HERBERT, William V (by 1532-76), of Cogan Pill, Glam.

Published in The History of Parliament: the House of Commons 1509-1558, ed. S.T. Bindoff, 1982
Available from Boydell and Brewer

Constituency

Dates

Family and Education

b. by 1532, 2nd s. of (Sir) George Herbert of Swansea by 1st w. Elizabeth, da. of Sir Thomas Berkeley of The Vyne, Hants. m. Alice, da. of Sir John Raglan of Carnllwyd, Glam., wid. of William Mathew of Castell y Mynach, Glam., at least 1s.2

Offices Held

Sheriff, Glam. ?1551-2, 1566-7; commr. goods of churches and fraternities 1553; j.p. 1555-d.; ?escheator 1562-3; v.-adm. S. Wales.3

Biography

William Herbert settled at Cogan Pill near Penarth, where he built a house on the manor acquired by his father in 1544. He was probably the William Herbert who was sheriff of Glamorgan in 1551-2 and four years later he was brought on to the bench.4

Herbert’s recruiting for the campaign of 1557 led by his uncle William Herbert I, 1st Earl of Pembroke, was to prove troublesome for him. On his return from France, where he had commanded 100 men, he was sued in the Star Chamber by Sir Thomas Stradling, who complained that he had misused a commission from Pembroke to muster the earl’s tenants and friends by setting a ‘tax or tallage’ of £1,000 or more on the local inhabitants ‘for his own private lucre and gain of his own authority and [to] extort power by colour of furniture of harness for 100 footmen appointed to the said service’. He had had warrants sent to the constables of all townships and anyone refusing to contribute was threatened with distraint, with the result that he raised an unprecedented amount, part of it in ‘bribes that he received for licensing men to tarry at home’. Five of Stradling’s servants who had been distrained had sued Herbert at the great sessions but could find no attorney to represent them ‘lest my said lord [Pembroke] should be offended’. Stradling began his process as soon as Herbert returned from the war, and although Herbert must have been in London for the first session of the Parliament of 1558 he evidently ignored more than one summons to appear.
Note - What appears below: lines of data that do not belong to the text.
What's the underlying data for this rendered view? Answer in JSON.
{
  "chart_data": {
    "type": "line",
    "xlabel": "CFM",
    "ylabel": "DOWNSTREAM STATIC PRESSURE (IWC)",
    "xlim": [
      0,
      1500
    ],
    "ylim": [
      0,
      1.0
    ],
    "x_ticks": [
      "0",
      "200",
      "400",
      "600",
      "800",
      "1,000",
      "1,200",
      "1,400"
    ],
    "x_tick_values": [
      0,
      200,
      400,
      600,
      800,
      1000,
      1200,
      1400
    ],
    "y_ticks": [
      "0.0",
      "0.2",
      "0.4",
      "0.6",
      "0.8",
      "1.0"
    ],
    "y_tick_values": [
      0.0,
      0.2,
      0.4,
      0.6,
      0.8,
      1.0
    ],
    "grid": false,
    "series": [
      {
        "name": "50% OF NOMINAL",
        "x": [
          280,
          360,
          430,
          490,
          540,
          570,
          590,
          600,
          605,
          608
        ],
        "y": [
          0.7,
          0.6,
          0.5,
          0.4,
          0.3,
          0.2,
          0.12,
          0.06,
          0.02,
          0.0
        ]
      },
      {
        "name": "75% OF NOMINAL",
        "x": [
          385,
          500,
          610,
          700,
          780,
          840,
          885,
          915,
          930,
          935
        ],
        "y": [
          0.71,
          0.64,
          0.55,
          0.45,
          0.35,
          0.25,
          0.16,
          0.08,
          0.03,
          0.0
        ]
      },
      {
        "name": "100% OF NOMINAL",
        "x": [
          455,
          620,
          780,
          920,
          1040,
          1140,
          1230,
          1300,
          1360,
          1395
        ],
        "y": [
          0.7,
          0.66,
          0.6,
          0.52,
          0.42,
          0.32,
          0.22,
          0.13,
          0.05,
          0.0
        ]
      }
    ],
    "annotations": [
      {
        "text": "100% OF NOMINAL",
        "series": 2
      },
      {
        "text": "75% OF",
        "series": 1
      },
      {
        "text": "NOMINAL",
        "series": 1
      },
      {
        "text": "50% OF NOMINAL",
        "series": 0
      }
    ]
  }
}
In August the sheriff of Glamorgan, William Basset, who had returned Herbert to Parliament, was ordered to arrest him and before the end of the month he was in the Fleet. How long he remained there is not known, nor whether he was released in time for the second session of the Parliament which began on 5 Nov., but the case against him presumably lapsed on the Queen’s death and was in any case covered by the general pardon which he sued out in 1559.5

Herbert was returned again as knight of the shire to the Parliament of 1572 but died early in 1576, before the second session, and was replaced by his brother-in-law William Mathew.

Ref Volumes: 1509-1558

Author: P. S. Edwards

Notes

  • 1. Did not serve for the full duration of the Parliament.
  • 2. Date of birth estimated from first certain reference. Vis. Hants (Harl. Soc. lxiv), 56-57; Arch. Camb. (ser. 3), xii. 5; G. T. Clark, Limbus Patrum Morganiae, 286, 288.
  • 3. CPR, 1553, p. 419; 1560-3, p. 445; 1563-6, p. 29; SP11/5/6; Cardiff Recs. ed. Matthews, i. 351.
  • 4. G. M. Williams, High Sheriffs of Glam. 17, 54.
  • 5. St.Ch.4/4/29; Cardiff Recs. iv. 74 seq.; SP11/13/52, 61; CPR, 1558-60, p. 178.